Vom Recycling alter Familienfotografien
Erschienen in der Zeit, 1991

Sie, lieber Leser oder liebe Leserin, sind gestorben. Es trifft sich, dass Ihre Seele einige Zeit später über einem Flohmarkt schwebt und in einer alten Grabbelkiste, zwischen Keksdosen und rostigen Schlittschuhen, Ihre Fotoalben entdeckt, die Fotogeschichte Ihres einstigen Lebens.

Fotografie

Waarenhaus Hermann Tietz, Hamburg, o. D.

Die Einbände sind schon verkratzt, die Seiten fleckig. Das Foto von Ihnen mit Charlie (der immer den Rasenmäher anbellte und später von einem Auto erwischt wurde) ist halb herausgerissen.

Was fühlen Sie: a) Am liebsten würden Sie sich im Grab herumdrehen. b) Es ist Ihnen egal, schließlich sind Sie tot.

Ein junger Mann, Jeans und Seidenblouson, greift sich das blaue Lederalbum mit den Dokumenten Ihrer frühen Tage. Sie als Blassling im Konfirmationsanzug (zwangsvererbt vom Cousin Karl) findet er supergeil und das Bild mit dem Rasierschnitt und den abstehenden Ohren ultimativ komisch. Auf drei Mark handelt er das Album herunter (weil es schon so schäbig aussieht).

„Darf ich Sie fragen, was Sie mit den Bildern machen?“ fragt Ihre Seele, rein interessehalber.

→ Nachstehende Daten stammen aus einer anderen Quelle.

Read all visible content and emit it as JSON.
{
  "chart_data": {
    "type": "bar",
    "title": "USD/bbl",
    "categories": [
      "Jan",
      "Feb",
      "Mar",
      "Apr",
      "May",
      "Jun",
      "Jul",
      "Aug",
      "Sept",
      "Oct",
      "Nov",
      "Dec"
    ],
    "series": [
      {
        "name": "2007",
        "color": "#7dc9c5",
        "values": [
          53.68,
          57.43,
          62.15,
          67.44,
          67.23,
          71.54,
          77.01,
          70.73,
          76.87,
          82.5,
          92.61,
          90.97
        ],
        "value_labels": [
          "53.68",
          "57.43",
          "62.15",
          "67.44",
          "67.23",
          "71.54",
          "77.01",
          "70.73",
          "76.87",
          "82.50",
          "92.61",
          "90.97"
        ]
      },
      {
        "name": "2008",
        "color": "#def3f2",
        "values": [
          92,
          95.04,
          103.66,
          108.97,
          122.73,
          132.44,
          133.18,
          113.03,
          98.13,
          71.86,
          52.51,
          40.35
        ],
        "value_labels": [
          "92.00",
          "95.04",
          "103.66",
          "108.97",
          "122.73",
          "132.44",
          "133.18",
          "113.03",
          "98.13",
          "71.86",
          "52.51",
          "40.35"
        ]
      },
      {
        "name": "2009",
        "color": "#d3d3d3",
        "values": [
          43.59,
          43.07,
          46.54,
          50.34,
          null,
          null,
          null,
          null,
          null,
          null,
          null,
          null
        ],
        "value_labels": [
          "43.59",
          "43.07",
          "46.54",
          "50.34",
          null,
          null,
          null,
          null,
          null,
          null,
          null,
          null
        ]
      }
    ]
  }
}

„Die im Postkartenformat gehen wieder in den Verkehr, die schick' ich den Kids und so, und die ultraheißen pinnt meine Freundin an die Klotür.“ Sagt er und zieht mit dem Album ab, und Ihre Seele taumelt ...




Das große Gruppenfoto (Sie ganz hinten) aus dem verhassten Landschulheim mit den „Hier-ist-alles-prima-Grüßen" an die Eltern – was wird er damit machen? Vermutlich mit Filzstift drüberschreiben: „Alles oberokay, Gruß aus Heidelberg, Bunny.“

Wem wird er das „tierisch tuntige“ Porträt Ihrer Lieblingstante Else schicken (die Ihnen als Kind immer einen kleinen Extrakuchen backte, wenn Sie krank waren), und wem Ihre Eltern 1968 am Lago Maggiore? Sie als Seele können da gar nichts mehr tun.

Tote anderer, primitiverer Kulturen hätten ihre persönliche Habe mit ins Grab nehmen dürfen: Sie aber hätten sich eben rechtzeitig um die Entsorgung der Dokumente Ihrer persönlichen Geschichte kümmern müssen, wenn Sie nicht gnadenlos recycelt werden wollen – oder ist Ihnen das tatsächlich egal, nach Ihrem Tod?